To evaluate the most important features, we will use feature importance score which can be calculated using tree based feature importance. This is calculated during the construction of the boosted decision trees within the model. The more an attribute is used to make key decisions with decision trees indicates higher relative importance.

In [None]:
## feature importance from random forest
import warnings
warnings.filterwarnings('ignore')

feature_names = data.columns[:-1].to_numpy()
ranfor_perm_imp = permutation_importance(ranfor_model, X_test_std, y_test, n_repeats=10, random_state=42)
ranfor_perm_sort_idx = ranfor_perm_imp.importances_mean.argsort()

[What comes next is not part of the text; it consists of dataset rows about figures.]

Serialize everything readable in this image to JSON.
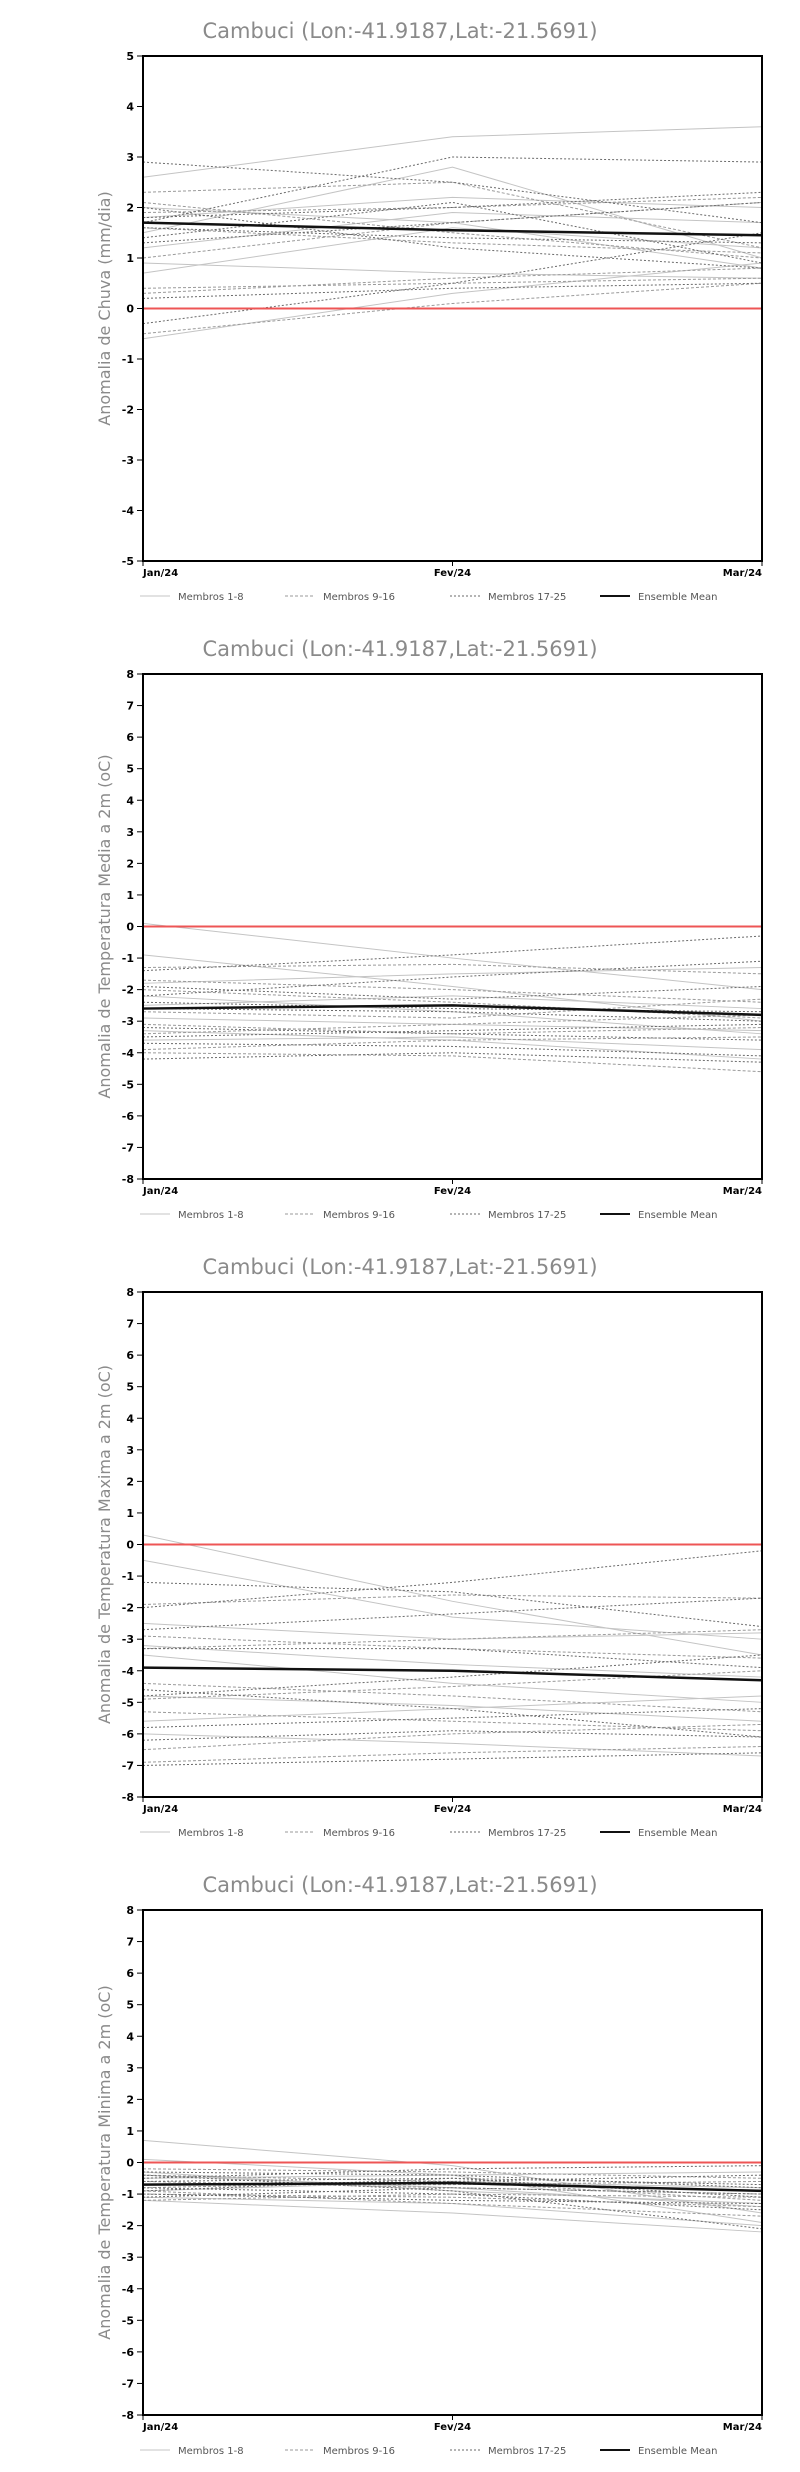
{
  "colors": {
    "members_1_8": "#c4c4c4",
    "members_9_16": "#9a9a9a",
    "members_17_25": "#6a6a6a",
    "ensemble_mean": "#111111",
    "zero_line": "#ee5555",
    "frame": "#000000"
  },
  "legend": {
    "members_1_8": "Membros 1-8",
    "members_9_16": "Membros 9-16",
    "members_17_25": "Membros 17-25",
    "ensemble_mean": "Ensemble Mean"
  },
  "chart_data": [
    {
      "type": "line",
      "title": "Cambuci (Lon:-41.9187,Lat:-21.5691)",
      "xlabel": "",
      "ylabel": "Anomalia de Chuva (mm/dia)",
      "categories": [
        "Jan/24",
        "Fev/24",
        "Mar/24"
      ],
      "ylim": [
        -5,
        5
      ],
      "yticks": [
        -5,
        -4,
        -3,
        -2,
        -1,
        0,
        1,
        2,
        3,
        4,
        5
      ],
      "grid": false,
      "legend_position": "bottom",
      "ensemble_mean": [
        1.7,
        1.55,
        1.45
      ],
      "members_1_8": [
        [
          2.6,
          3.4,
          3.6
        ],
        [
          1.5,
          2.8,
          1.0
        ],
        [
          0.7,
          1.6,
          1.2
        ],
        [
          2.0,
          1.7,
          0.8
        ],
        [
          0.9,
          0.7,
          0.6
        ],
        [
          1.8,
          2.2,
          2.0
        ],
        [
          -0.6,
          0.3,
          0.9
        ],
        [
          1.2,
          1.9,
          1.7
        ]
      ],
      "members_9_16": [
        [
          2.3,
          2.5,
          1.2
        ],
        [
          1.6,
          1.3,
          1.1
        ],
        [
          0.4,
          0.5,
          0.6
        ],
        [
          1.9,
          2.0,
          2.2
        ],
        [
          2.1,
          1.5,
          1.0
        ],
        [
          -0.5,
          0.1,
          0.5
        ],
        [
          1.0,
          1.7,
          2.1
        ],
        [
          0.3,
          0.6,
          0.8
        ]
      ],
      "members_17_25": [
        [
          2.9,
          2.5,
          1.7
        ],
        [
          1.8,
          2.0,
          2.3
        ],
        [
          1.4,
          2.1,
          0.9
        ],
        [
          0.2,
          0.4,
          0.5
        ],
        [
          -0.3,
          0.5,
          1.5
        ],
        [
          1.6,
          1.4,
          1.3
        ],
        [
          2.0,
          1.2,
          0.8
        ],
        [
          1.3,
          1.7,
          2.1
        ],
        [
          1.7,
          3.0,
          2.9
        ]
      ]
    },
    {
      "type": "line",
      "title": "Cambuci (Lon:-41.9187,Lat:-21.5691)",
      "xlabel": "",
      "ylabel": "Anomalia de Temperatura Media a 2m (oC)",
      "categories": [
        "Jan/24",
        "Fev/24",
        "Mar/24"
      ],
      "ylim": [
        -8,
        8
      ],
      "yticks": [
        -8,
        -7,
        -6,
        -5,
        -4,
        -3,
        -2,
        -1,
        0,
        1,
        2,
        3,
        4,
        5,
        6,
        7,
        8
      ],
      "grid": false,
      "legend_position": "bottom",
      "ensemble_mean": [
        -2.6,
        -2.5,
        -2.8
      ],
      "members_1_8": [
        [
          0.1,
          -1.0,
          -2.0
        ],
        [
          -0.9,
          -1.9,
          -3.0
        ],
        [
          -2.9,
          -3.1,
          -3.3
        ],
        [
          -3.6,
          -3.5,
          -3.9
        ],
        [
          -1.8,
          -1.5,
          -1.3
        ],
        [
          -2.2,
          -2.7,
          -3.4
        ],
        [
          -3.3,
          -3.6,
          -4.2
        ],
        [
          -2.5,
          -2.2,
          -2.6
        ]
      ],
      "members_9_16": [
        [
          -1.3,
          -1.2,
          -1.5
        ],
        [
          -2.0,
          -2.4,
          -2.9
        ],
        [
          -3.1,
          -3.4,
          -3.2
        ],
        [
          -3.9,
          -3.6,
          -3.5
        ],
        [
          -2.7,
          -2.9,
          -2.3
        ],
        [
          -1.7,
          -2.0,
          -2.4
        ],
        [
          -3.4,
          -3.1,
          -2.8
        ],
        [
          -4.0,
          -4.1,
          -4.6
        ]
      ],
      "members_17_25": [
        [
          -1.4,
          -0.9,
          -0.3
        ],
        [
          -2.2,
          -1.6,
          -1.1
        ],
        [
          -2.4,
          -2.6,
          -2.7
        ],
        [
          -3.2,
          -3.4,
          -3.6
        ],
        [
          -3.5,
          -3.3,
          -3.1
        ],
        [
          -4.2,
          -4.0,
          -4.3
        ],
        [
          -1.9,
          -2.3,
          -1.9
        ],
        [
          -3.7,
          -3.8,
          -4.1
        ],
        [
          -2.6,
          -2.7,
          -3.0
        ]
      ]
    },
    {
      "type": "line",
      "title": "Cambuci (Lon:-41.9187,Lat:-21.5691)",
      "xlabel": "",
      "ylabel": "Anomalia de Temperatura Maxima a 2m (oC)",
      "categories": [
        "Jan/24",
        "Fev/24",
        "Mar/24"
      ],
      "ylim": [
        -8,
        8
      ],
      "yticks": [
        -8,
        -7,
        -6,
        -5,
        -4,
        -3,
        -2,
        -1,
        0,
        1,
        2,
        3,
        4,
        5,
        6,
        7,
        8
      ],
      "grid": false,
      "legend_position": "bottom",
      "ensemble_mean": [
        -3.9,
        -4.0,
        -4.3
      ],
      "members_1_8": [
        [
          0.3,
          -1.8,
          -3.5
        ],
        [
          -0.5,
          -2.3,
          -3.0
        ],
        [
          -3.2,
          -3.8,
          -4.2
        ],
        [
          -4.8,
          -5.1,
          -5.6
        ],
        [
          -2.5,
          -3.0,
          -2.8
        ],
        [
          -5.6,
          -5.2,
          -4.8
        ],
        [
          -6.0,
          -6.3,
          -6.7
        ],
        [
          -3.5,
          -4.4,
          -5.0
        ]
      ],
      "members_9_16": [
        [
          -1.9,
          -1.6,
          -1.7
        ],
        [
          -2.9,
          -3.3,
          -3.6
        ],
        [
          -4.4,
          -4.8,
          -5.3
        ],
        [
          -5.3,
          -5.6,
          -5.9
        ],
        [
          -6.5,
          -6.0,
          -5.7
        ],
        [
          -3.3,
          -3.0,
          -2.7
        ],
        [
          -6.9,
          -6.6,
          -6.4
        ],
        [
          -4.9,
          -4.5,
          -4.0
        ]
      ],
      "members_17_25": [
        [
          -2.0,
          -1.2,
          -0.2
        ],
        [
          -1.2,
          -1.5,
          -2.6
        ],
        [
          -2.7,
          -2.2,
          -1.7
        ],
        [
          -3.3,
          -3.3,
          -3.9
        ],
        [
          -4.6,
          -5.2,
          -6.1
        ],
        [
          -5.8,
          -5.5,
          -5.2
        ],
        [
          -6.2,
          -5.9,
          -6.1
        ],
        [
          -7.0,
          -6.8,
          -6.6
        ],
        [
          -4.8,
          -4.2,
          -3.5
        ]
      ]
    },
    {
      "type": "line",
      "title": "Cambuci (Lon:-41.9187,Lat:-21.5691)",
      "xlabel": "",
      "ylabel": "Anomalia de Temperatura Minima a 2m (oC)",
      "categories": [
        "Jan/24",
        "Fev/24",
        "Mar/24"
      ],
      "ylim": [
        -8,
        8
      ],
      "yticks": [
        -8,
        -7,
        -6,
        -5,
        -4,
        -3,
        -2,
        -1,
        0,
        1,
        2,
        3,
        4,
        5,
        6,
        7,
        8
      ],
      "grid": false,
      "legend_position": "bottom",
      "ensemble_mean": [
        -0.7,
        -0.65,
        -0.9
      ],
      "members_1_8": [
        [
          0.7,
          -0.1,
          -1.6
        ],
        [
          0.1,
          -0.4,
          -1.9
        ],
        [
          -0.3,
          -0.9,
          -1.3
        ],
        [
          -1.1,
          -1.3,
          -2.0
        ],
        [
          -0.9,
          -0.6,
          -0.8
        ],
        [
          -0.5,
          -0.4,
          -0.3
        ],
        [
          -1.2,
          -1.6,
          -2.2
        ],
        [
          -0.4,
          -0.8,
          -1.4
        ]
      ],
      "members_9_16": [
        [
          -0.6,
          -0.8,
          -1.0
        ],
        [
          -1.0,
          -1.1,
          -1.4
        ],
        [
          -0.2,
          -0.3,
          -0.5
        ],
        [
          -0.8,
          -0.6,
          -1.2
        ],
        [
          -1.2,
          -1.0,
          -1.1
        ],
        [
          -0.4,
          -0.6,
          -0.9
        ],
        [
          -0.9,
          -1.3,
          -1.7
        ],
        [
          -0.7,
          -0.7,
          -0.6
        ]
      ],
      "members_17_25": [
        [
          -0.5,
          -0.2,
          -0.1
        ],
        [
          -0.9,
          -0.5,
          -0.7
        ],
        [
          -1.0,
          -1.2,
          -1.3
        ],
        [
          -0.3,
          -0.4,
          -0.8
        ],
        [
          -1.1,
          -0.8,
          -1.0
        ],
        [
          -0.6,
          -0.5,
          -1.1
        ],
        [
          -0.8,
          -1.0,
          -1.5
        ],
        [
          -0.7,
          -0.6,
          -0.4
        ],
        [
          -0.4,
          -0.9,
          -2.1
        ]
      ]
    }
  ]
}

ranfor_tree_sort_idx = np.argsort(ranfor_model.feature_importances_)
ranfor_indices = np.arange(0, len(ranfor_model.feature_importances_)) + 0.5

fig, (ax1, ax2) = plt.subplots(1, 2, figsize=(16, 5))
ax1.barh(ranfor_indices,ranfor_model.feature_importances_[ranfor_tree_sort_idx], height=0.7)
ax1.tick_params(axis='both', which='major', labelsize=12)
ax1.set_xlabel("Importance Score\n(b)",fontsize=14)
ax1.set_ylabel("Feature Name",fontsize=14)
ax1.set_yticklabels(feature_names[ranfor_tree_sort_idx])
ax1.set_yticks(ranfor_indices)
ax1.set_ylim((0, len(ranfor_model.feature_importances_)))
ax2.boxplot(ranfor_perm_imp.importances[ranfor_perm_sort_idx].T,vert=False,labels=feature_names[ranfor_perm_sort_idx])
ax2.tick_params(axis='both', which='major', labelsize=12)
ax2.set_xlabel("Importance Score\n(b)",fontsize=14)


fig.tight_layout()
plt.savefig("support_docs/Feature_Importance.pdf",bbox_inches='tight')
plt.show()

## Use cell below to make predictions with 6 models

### List of input values in order (with codification)
 - Gender (Female=0,Male=1,Other=2)
 - Age (actual value)
 - Hypertension (No=0,Yes=1)
 - Heart Diserase (No=0,Yes=1)
 - Married (No=0,Yes=1)
 - Work Type (Private=0,Self-employed=1,children=2,Govt_job=3,Never_worked=4")
 - Residence Type (Urban=0,Rural=1)
 - Blood Glucose Level (actual value)
 - BMI (actual value)
 - Smoking (never smoked=0,formerly smoked=1,smokes=2,unkown=3)

### Output prediction value
 - Are you at risk of having a stroke? (No=0,Yes=1)

In [None]:
# Singular Vector Machine (SVM)

sample = [[1,76,1,1,0,0,0,150,32,1]]
prediction = svm_model.predict(sample)
print(prediction)

In [None]:
# Gaussian Naive Bayes (GNB)

sample = [[1,76,1,1,0,0,0,150,32,1]]
prediction = gnb_model.predict(sample)
print(prediction)

In [None]:
# Logistic Regression (LR)

sample = [[1,76,1,1,0,0,0,150,32,1]]
prediction = logit_model.predict(sample)
print(prediction)

In [None]:
# Decision Tree (DT)

sample = [[1,76,1,1,0,0,0,150,32,1]]
prediction = dtree_model.predict(sample)
print(prediction)

In [None]:
# Random Forest (RF)

sample = [[1,76,1,1,0,0,0,150,32,1]]
prediction = ranfor_model.predict(sample)
print(prediction)

In [None]:
# K Nearest Neighbors (KNN)

sample = [[1,76,1,1,0,0,0,150,32,1]]
prediction = knn_model.predict(sample)
print(prediction)

## Summary

In summary, two highest stroke prediction performance were achieved by decision tree and random forest; three most important features (in descending order) for stroke prediction were 'age', 'avg_glucose_level', and 'bmi'.